Public on November 6, 2015
When you run Little Eye on your App, in the memory view, 3 important statistics about your App’s memory are reported. The Dalvik memory usage, which is how much memory is consumed by the Java heap, the Native memory, which is how much memory is being used by the process outside of the JVM.

Then there is a third statistic, cryptically called the “PSS”. Just what is PSS?

Propotionate Set Size

The “Proportionate Set Size” is a statistic that the Android system computes, to determine if it is going to kill your process. Simply looking at how much memory your App is consuming, is not the right way, since your App maybe using some shared memory with other processes, and it is “unfair” to blame your App for any shared memory it is using. The Android system is likely to kill Apps that are using too much memory (especially if the App is in the background), so the Android system needs to find a way to reliably compute how much memory your App is responsible for.

What exactly is Shared Memory?

Android is a Linux-based system, and Linux uses “shared” pages to share the same memory across processes. One common use of shared memory is to share the “code” memory pages (the area of memory where read-only executable code is loaded) across processes. External libraries and the JVM’s executable code are examples of areas of memory that can be safely shared across processes. There could also be data pages, which are “copy-on-write”, which could be shared temporarily between processes, until a processes modifies the shared memory.

Computing “real” memory usage by an App

So, to “fairly” calculate how much memory is used by an App, Android uses the PSS statistic. Basically, it is a sum of the non-shared memory consumed by your App, and the part of the shared memory that can be “attributed to your app” – (memory that is shared with other processes)/(# of processes that is sharing it)
Now, Android has a “fairer” picture of who’s consuming a lot of memory, and Android will start killing processes in the order of PSS.

What does it mean to you as an App developer?

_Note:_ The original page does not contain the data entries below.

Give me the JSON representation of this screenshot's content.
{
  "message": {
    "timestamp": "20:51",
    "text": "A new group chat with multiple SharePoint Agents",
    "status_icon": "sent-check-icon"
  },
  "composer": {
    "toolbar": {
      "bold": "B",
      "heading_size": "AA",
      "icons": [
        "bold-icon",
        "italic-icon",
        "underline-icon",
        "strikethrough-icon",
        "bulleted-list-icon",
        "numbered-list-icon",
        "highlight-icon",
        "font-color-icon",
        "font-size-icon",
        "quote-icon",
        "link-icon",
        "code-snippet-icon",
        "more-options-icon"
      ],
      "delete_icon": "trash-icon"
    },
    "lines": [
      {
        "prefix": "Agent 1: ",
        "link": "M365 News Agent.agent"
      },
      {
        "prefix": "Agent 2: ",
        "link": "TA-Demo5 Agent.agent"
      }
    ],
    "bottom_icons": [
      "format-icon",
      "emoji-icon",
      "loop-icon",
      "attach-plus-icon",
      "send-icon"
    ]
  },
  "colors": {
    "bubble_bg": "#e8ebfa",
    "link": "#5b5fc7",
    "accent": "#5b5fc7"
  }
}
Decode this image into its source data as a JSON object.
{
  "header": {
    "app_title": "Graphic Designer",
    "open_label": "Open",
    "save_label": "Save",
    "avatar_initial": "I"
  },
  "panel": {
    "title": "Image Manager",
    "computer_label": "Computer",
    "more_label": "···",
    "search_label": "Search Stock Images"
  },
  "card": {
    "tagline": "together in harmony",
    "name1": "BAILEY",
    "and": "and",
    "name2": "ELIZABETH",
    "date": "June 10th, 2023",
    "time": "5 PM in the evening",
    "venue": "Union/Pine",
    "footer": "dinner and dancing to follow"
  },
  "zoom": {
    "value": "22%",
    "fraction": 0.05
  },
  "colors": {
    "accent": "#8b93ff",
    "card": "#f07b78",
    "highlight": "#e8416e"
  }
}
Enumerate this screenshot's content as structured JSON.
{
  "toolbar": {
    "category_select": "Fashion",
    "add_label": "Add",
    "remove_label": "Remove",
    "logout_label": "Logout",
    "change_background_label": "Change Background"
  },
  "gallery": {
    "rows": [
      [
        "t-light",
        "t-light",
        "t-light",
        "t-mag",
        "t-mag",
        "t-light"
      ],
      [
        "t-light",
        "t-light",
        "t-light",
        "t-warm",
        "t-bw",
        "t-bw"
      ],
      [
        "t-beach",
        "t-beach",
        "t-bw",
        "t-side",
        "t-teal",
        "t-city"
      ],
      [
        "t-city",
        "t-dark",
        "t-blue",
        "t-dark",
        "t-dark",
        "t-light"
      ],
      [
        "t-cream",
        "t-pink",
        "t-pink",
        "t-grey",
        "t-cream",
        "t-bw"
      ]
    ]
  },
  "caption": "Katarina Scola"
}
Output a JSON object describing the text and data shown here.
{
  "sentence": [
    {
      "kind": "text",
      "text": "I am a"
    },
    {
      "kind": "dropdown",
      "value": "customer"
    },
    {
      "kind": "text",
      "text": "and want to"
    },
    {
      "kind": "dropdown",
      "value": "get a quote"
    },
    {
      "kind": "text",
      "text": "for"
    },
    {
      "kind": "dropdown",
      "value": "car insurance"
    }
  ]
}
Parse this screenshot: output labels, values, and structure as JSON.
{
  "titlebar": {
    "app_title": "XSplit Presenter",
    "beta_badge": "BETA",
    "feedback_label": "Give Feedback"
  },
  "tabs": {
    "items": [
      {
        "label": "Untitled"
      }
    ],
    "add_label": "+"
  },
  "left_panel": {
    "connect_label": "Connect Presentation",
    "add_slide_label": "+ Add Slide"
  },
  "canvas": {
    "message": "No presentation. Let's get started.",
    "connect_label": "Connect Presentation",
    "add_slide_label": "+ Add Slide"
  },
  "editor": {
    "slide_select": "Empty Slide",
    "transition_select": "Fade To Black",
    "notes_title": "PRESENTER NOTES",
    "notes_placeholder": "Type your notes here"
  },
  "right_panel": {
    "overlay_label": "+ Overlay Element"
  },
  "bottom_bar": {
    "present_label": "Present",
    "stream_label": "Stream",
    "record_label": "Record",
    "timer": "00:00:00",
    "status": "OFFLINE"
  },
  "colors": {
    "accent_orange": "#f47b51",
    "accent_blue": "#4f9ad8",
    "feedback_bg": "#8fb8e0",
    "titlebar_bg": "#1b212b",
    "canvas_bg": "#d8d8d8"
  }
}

If your App gets a very high PSS score, your App is likely to be killed by the Android system. Maybe this is something you can handle, but getting killed in the background unexpectedly can have consequences for your App, especially if you’re relying on some background activities or services to do work. Make sure that your App’s PSS isn’t too high, especially when your App goes into the background. It may be a good idea to free memory and objects that you no longer need in the background, and disconnect from any shared memory that you no longer need when you go into the background. This will reduce your chances of getting unexpectedly killed by the Android system.
The one thing to remember is that there are no “hard limits” on PSS – There’s no guarantee that your App will get killed above a certain threshold, or is guaranteed to survive if PSS is below some threshold. While an app has to be prepared for getting killed ANY time it’s not in foreground, it helps reduce those chances if the PSS is lesser.